For many of us, a mortgage is just one (albeit the most significant) of several debts, alongside credit cards and other smaller personal loans. Although the amounts owing on a credit card or personal loan will of course be much smaller than a mortgage, the interest rates are much higher. By consolidating all of your financial products and debts into the one loan, your home loan, you’ll be paying everything off at the lower rate of your mortgage. Although consolidation can often result in huge savings on interest fees, it’s important to consult a financial expert before going ahead – depending on the amounts owing on your existing other debts, consolidation may not always be the best option.
- Keep up-to-date
So you’ve done all of your research, shopped around, carefully weighed up fixed rate/variable, settled on the option that’s best for you, and have sought financial advice.

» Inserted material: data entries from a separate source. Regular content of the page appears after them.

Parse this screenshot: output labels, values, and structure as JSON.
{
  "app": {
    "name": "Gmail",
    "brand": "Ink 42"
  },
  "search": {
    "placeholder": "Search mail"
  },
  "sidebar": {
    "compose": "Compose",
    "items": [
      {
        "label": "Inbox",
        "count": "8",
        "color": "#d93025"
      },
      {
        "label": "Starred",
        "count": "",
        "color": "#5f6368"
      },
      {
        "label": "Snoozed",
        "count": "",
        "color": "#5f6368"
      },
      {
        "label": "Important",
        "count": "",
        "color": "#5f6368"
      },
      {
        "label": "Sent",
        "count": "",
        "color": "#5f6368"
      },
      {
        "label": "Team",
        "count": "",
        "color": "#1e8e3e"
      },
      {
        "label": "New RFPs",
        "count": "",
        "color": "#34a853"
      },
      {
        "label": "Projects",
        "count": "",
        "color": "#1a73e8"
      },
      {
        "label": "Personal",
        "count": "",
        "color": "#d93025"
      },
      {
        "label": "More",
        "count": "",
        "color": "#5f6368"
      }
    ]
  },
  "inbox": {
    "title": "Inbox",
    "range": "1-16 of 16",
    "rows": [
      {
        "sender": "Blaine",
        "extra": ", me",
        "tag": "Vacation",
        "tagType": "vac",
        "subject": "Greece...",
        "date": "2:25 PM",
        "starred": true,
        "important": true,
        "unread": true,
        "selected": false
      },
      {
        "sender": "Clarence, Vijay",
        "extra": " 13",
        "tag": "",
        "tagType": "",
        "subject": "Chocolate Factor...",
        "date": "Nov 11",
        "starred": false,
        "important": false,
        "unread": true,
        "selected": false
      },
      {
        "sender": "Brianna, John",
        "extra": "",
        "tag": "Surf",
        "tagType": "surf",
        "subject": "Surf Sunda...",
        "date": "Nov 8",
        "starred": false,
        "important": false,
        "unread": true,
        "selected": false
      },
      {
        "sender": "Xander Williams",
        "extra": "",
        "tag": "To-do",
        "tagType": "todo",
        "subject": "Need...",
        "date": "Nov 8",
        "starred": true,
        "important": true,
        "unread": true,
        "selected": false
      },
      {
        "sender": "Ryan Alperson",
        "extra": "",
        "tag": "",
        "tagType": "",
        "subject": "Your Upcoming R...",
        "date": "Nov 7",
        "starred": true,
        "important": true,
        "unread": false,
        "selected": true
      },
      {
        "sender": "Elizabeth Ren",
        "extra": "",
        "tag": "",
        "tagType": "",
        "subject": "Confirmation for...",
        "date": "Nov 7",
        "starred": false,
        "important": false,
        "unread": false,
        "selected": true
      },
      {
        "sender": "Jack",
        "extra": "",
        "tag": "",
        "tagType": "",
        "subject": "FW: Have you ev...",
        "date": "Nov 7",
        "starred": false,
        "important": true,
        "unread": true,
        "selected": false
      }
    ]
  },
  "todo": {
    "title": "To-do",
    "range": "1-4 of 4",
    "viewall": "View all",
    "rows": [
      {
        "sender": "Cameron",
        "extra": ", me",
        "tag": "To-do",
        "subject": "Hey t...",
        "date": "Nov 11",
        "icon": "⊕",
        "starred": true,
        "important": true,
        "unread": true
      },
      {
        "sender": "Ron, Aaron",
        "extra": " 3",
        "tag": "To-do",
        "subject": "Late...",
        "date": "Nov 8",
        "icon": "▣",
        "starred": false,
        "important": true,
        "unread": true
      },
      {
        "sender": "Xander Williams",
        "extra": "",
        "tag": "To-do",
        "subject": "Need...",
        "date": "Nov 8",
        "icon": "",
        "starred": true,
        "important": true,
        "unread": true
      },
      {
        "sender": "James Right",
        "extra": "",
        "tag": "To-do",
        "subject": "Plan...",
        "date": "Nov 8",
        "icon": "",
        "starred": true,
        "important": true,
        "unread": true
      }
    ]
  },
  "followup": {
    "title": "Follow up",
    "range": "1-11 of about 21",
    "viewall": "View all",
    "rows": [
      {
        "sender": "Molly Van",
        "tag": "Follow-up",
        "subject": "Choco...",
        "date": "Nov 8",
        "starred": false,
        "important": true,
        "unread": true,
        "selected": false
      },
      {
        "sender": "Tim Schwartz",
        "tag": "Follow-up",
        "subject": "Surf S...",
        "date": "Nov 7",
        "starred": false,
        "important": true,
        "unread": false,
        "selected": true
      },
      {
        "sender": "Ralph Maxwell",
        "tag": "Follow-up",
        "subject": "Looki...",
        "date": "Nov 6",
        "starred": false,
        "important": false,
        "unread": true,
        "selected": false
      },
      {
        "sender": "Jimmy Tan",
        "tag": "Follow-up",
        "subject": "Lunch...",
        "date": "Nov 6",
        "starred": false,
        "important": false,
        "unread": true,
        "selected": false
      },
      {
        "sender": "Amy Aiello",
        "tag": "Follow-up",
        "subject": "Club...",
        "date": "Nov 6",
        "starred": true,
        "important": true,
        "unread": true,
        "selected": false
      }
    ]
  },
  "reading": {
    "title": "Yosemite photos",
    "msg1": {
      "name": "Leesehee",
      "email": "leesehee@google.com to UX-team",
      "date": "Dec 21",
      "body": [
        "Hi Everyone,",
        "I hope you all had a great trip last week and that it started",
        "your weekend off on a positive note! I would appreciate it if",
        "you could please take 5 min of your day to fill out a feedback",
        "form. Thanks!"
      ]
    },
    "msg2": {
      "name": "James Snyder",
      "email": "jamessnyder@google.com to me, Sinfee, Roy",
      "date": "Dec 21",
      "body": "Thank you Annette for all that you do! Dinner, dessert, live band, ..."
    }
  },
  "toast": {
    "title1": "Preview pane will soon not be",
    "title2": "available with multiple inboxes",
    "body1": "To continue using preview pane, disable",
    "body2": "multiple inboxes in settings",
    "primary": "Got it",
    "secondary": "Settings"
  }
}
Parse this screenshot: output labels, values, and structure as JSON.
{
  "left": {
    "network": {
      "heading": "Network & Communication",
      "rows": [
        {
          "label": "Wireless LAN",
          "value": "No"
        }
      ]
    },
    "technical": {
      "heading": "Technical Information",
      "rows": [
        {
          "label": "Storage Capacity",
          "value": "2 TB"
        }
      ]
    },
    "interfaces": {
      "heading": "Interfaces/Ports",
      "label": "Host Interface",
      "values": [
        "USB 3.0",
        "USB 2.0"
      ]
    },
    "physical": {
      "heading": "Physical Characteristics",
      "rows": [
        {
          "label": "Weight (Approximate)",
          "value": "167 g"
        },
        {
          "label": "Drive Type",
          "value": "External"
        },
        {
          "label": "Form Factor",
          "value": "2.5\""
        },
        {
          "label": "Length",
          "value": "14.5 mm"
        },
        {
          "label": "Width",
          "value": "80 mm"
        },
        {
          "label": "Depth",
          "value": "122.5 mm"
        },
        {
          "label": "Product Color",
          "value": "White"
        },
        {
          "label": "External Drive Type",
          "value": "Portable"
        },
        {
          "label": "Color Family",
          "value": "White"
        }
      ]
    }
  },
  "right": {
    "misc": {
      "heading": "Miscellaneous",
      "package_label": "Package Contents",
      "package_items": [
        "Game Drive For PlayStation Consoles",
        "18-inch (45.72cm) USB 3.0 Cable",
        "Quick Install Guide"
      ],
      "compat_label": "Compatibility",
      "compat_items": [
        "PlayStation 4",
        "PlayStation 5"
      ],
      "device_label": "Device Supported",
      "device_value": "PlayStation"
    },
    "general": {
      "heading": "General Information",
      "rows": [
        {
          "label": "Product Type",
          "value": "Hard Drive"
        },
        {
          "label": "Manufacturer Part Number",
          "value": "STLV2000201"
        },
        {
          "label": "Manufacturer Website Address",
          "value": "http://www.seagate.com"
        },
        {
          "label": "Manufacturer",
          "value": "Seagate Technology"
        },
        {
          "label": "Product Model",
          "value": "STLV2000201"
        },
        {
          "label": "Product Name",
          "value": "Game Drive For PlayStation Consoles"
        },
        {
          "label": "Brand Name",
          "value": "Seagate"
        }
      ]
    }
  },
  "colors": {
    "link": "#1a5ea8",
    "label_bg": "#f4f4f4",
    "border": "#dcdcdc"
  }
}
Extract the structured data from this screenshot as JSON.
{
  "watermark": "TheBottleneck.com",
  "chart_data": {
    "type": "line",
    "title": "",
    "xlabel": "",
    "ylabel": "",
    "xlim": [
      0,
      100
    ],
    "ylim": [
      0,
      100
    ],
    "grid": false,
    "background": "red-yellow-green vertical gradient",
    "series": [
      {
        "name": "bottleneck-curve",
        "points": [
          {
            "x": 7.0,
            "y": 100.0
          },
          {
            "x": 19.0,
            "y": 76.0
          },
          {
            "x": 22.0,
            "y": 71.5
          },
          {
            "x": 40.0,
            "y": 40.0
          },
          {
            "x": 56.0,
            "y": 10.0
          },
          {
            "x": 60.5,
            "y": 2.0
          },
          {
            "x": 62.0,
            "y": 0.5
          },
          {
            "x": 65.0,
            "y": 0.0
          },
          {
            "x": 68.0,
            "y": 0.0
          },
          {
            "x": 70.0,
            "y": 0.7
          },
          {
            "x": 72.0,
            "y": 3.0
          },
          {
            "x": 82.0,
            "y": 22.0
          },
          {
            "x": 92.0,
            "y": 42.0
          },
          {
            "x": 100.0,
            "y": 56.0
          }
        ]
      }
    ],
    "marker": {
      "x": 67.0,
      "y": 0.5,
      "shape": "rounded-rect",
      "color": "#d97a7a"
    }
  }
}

Time to sit back, relax and let that mortgage take care of itself, right? Not quite. Even when economic times are strong, the real estate market is in a constant state of flux, with new types of loan product coming onto the market, and rates changing. Even if you’re on a fixed rate, you could save in the long run by refinancing and switching to a fixed rate loan. It can pay in more ways than one, to keep up-to-date with the market for the entire life of your loan, so you can always be sure that you’re getting the best deal.